As an actively managed fund, it does have some constraints in terms of how far over and underweight it can go versus the index but they’re that broad, they’re plus or minus 20 percentage points to the large markets and 10 for the smaller ones. So, you’ve got active managers who can express views on individual economies by holding more or less, just looking at the end of March figures, which I’ve got in front of me, they’re currently 5 percentage points underweight, Brazil, they’re overweight, Mexico, Chile, Argentina, which has just come back into the index.

They’re bottom up investors, they’re investing in profitable companies that aren’t necessarily the big index names, they base everything they do on really deep fundamental analysis. Also, the portfolio is quite concentrated, it’s only got 45 stocks so they can really focus down on what they feel are their best ideas in Latin America rather than holding everything and perhaps having some pretty low quality companies in there.

Q3: Is there more then to Latin America and indeed BRLA than commodities?

A3: Yes, absolutely, as I already kind of alluded to this earlier, the fund, they do focus on commodities, so their process is informed by the macro and and where they look at the macro, they look at what they call the four C’s and commodities is one of those. Iron ore, as I already mentioned, copper, lithium, which lithium has got strong demand from the battery electric vehicle market, pulp, and paper, they’re all big things, but not just commodities, but consumption, the rising disposable incomes across the region currencies. One thing that’s quite noticeable about Brazil in particular is a massive slide in the currency versus the US dollar and even more so versus Sterling because Sterling has been stronger over recent years, um, so they take that into account when they’re allocating their portfolio.

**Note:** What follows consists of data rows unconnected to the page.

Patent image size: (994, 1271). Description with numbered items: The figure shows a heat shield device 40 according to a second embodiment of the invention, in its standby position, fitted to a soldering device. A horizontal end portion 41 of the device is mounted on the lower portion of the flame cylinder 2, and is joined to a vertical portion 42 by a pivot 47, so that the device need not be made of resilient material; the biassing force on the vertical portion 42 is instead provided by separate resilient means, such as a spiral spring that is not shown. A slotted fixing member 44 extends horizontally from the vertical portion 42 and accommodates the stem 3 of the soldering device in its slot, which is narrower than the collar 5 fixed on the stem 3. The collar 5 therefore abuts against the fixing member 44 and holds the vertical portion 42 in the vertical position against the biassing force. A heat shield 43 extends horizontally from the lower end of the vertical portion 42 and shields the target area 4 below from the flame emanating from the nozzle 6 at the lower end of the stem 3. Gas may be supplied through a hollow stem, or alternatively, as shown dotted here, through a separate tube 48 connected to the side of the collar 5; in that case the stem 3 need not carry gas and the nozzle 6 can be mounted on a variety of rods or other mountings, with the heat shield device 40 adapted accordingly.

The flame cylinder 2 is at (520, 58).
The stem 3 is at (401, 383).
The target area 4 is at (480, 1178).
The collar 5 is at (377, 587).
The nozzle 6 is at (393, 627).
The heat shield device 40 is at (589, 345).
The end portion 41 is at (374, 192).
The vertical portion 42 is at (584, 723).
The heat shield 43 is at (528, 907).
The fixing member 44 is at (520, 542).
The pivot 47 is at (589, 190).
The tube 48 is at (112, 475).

The four C’s is credit, as I say, they’re focusing on profitable companies with low debts but also looking at interest rates, which has come down hugely across the region. This leads into some themes that they’re currently looking at and so, very much away from the commodity space. There’s structural growth trends so there’s things that you wouldn’t necessarily think of e-commerce and software companies – there’s a software company in Argentina, which has done very well, healthcare, convenience stores, normal shopping – not high-end shopping.

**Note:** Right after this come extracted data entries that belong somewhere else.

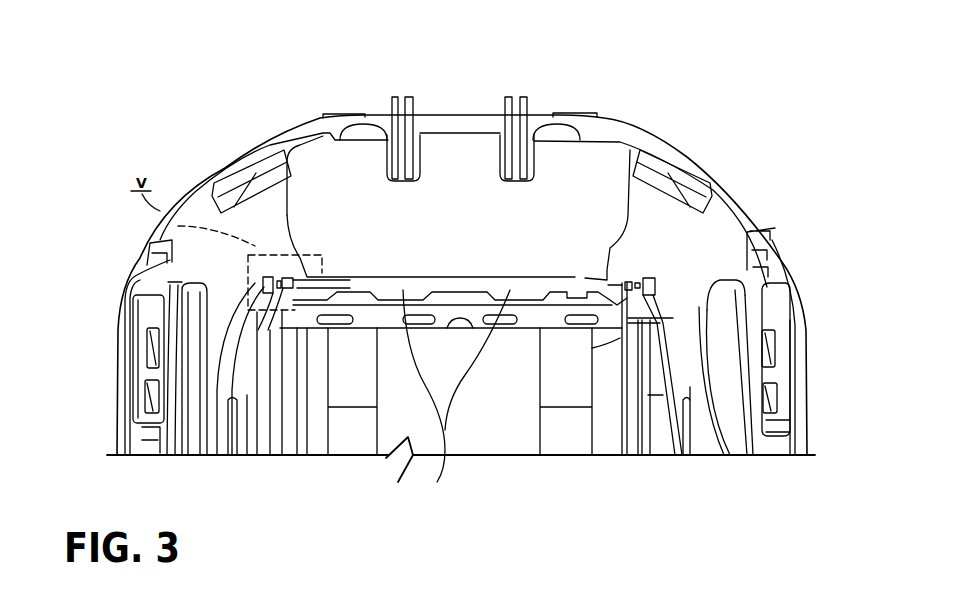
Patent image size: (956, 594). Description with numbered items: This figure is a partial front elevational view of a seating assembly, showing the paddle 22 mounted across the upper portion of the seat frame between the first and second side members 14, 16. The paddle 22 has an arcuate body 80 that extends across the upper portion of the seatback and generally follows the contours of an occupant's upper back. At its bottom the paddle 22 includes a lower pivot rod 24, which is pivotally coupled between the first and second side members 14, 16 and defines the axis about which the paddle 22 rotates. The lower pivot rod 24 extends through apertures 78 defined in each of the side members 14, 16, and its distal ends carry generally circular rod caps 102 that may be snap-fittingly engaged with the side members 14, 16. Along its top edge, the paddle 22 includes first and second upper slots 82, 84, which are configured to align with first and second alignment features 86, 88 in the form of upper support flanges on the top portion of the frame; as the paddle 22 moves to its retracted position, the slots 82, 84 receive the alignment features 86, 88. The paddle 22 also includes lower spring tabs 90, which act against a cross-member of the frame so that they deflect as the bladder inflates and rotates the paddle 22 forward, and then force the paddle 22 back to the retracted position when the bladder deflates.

The first side member 14 is at (163, 317).
The second side member 16 is at (752, 307).
The paddle 22 is at (545, 205).
The lower pivot rod 24 is at (288, 255).
The apertures 78 is at (262, 300).
The arcuate body 80 is at (342, 190).
The first upper slot 82 is at (388, 145).
The second upper slot 84 is at (532, 132).
The first alignment feature 86 is at (398, 143).
The second alignment feature 88 is at (513, 130).
The lower spring tabs 90 is at (446, 452).
The rod caps 102 is at (276, 268).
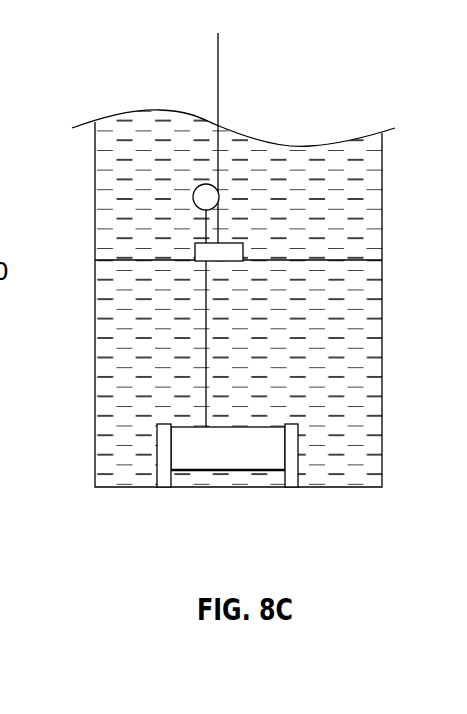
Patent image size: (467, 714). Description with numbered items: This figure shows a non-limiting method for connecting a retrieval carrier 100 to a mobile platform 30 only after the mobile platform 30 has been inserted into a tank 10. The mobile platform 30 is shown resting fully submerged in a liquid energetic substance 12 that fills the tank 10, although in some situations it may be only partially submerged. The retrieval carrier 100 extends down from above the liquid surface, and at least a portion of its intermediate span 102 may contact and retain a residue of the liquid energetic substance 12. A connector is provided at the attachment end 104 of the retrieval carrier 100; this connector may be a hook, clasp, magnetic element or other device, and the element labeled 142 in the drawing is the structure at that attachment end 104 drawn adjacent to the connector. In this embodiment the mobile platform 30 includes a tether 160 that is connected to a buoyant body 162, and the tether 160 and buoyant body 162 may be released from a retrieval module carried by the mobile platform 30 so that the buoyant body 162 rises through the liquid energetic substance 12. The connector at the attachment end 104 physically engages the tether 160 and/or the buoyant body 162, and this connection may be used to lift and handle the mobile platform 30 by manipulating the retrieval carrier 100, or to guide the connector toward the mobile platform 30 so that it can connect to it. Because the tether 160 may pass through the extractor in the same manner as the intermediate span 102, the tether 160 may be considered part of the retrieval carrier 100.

Reinvestment opportunity leaders, that’s quality companies that generate economic value, there’s things in there, again, like technology digital payments, in a region where people aren’t necessarily close to the bank. Digital payments are rapidly growing in emerging markets, probably to a bigger extent than they are in developed markets because in a lot of cases, it’s not a shift it’s my first interactions with the formal banking network. Because I’m not used to going into a bank, but I’ve got a mobile phone, that’s a growing area.

Yes, material stocks, as I mentioned earlier,  the global infrastructure spend is positive for the region, the region has got a lot of resources and it’s a low cost producer so cement, that’s big in particularly Mexico, copper in Chile, lithium, as I mentioned, so batteries, pulp, and paper, that’s a Brazilian area and iron and steel.

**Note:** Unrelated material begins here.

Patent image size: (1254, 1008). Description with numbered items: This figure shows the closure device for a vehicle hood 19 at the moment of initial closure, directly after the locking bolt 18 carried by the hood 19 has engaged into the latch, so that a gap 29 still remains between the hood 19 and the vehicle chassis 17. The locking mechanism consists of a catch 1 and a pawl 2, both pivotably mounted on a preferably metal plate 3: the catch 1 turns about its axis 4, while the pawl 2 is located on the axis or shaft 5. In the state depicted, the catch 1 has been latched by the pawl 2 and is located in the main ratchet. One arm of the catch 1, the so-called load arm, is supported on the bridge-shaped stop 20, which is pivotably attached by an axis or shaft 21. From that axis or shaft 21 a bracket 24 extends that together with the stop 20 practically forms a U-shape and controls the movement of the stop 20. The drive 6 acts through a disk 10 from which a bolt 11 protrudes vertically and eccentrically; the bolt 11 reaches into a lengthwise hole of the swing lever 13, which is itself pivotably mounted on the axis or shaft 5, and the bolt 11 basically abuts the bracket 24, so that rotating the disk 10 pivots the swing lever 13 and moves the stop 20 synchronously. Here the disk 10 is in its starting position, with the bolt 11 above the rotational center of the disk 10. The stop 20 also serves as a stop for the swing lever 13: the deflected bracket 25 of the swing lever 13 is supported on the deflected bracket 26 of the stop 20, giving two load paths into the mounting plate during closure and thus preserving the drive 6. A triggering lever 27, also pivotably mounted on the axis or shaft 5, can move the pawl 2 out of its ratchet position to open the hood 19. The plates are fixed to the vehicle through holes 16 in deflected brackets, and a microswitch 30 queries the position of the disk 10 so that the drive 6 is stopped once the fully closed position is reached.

Finally, mobility, mobility winners with positive asymmetry, they say, so that’s travel and so forth, cyclical companies that have been hit really hard during the pandemic and should benefit hugely from the reopening, as the vaccines roll out. So, things like airlines, real estate, and consumer discretionary so I mentioned earlier, convenience stores,  this will be more, perhaps, the higher end shopping.

Q4: So, now really is a good time to look at Latin America?

A4: Yes, I should also mention that BlackRock Latin American Investment Trust pays a dividend of 1.25% of NAV every quarter so that’s effectively 5% a year and although it is set as a percentage of the NAV, it’s not simply a return of capital,

It’s paid dividends for many years and only adopted this particular policy quite recently so now the dividends are paid in US dollars and in the most recent financial year, the dividend was 23.06 cents per share. Just to reiterate, that’s not all return of capital because the revenues in that year were 1486, so nearly 15 cents per share so it is generating a decent income as well as rewarding its shareholders with that yield.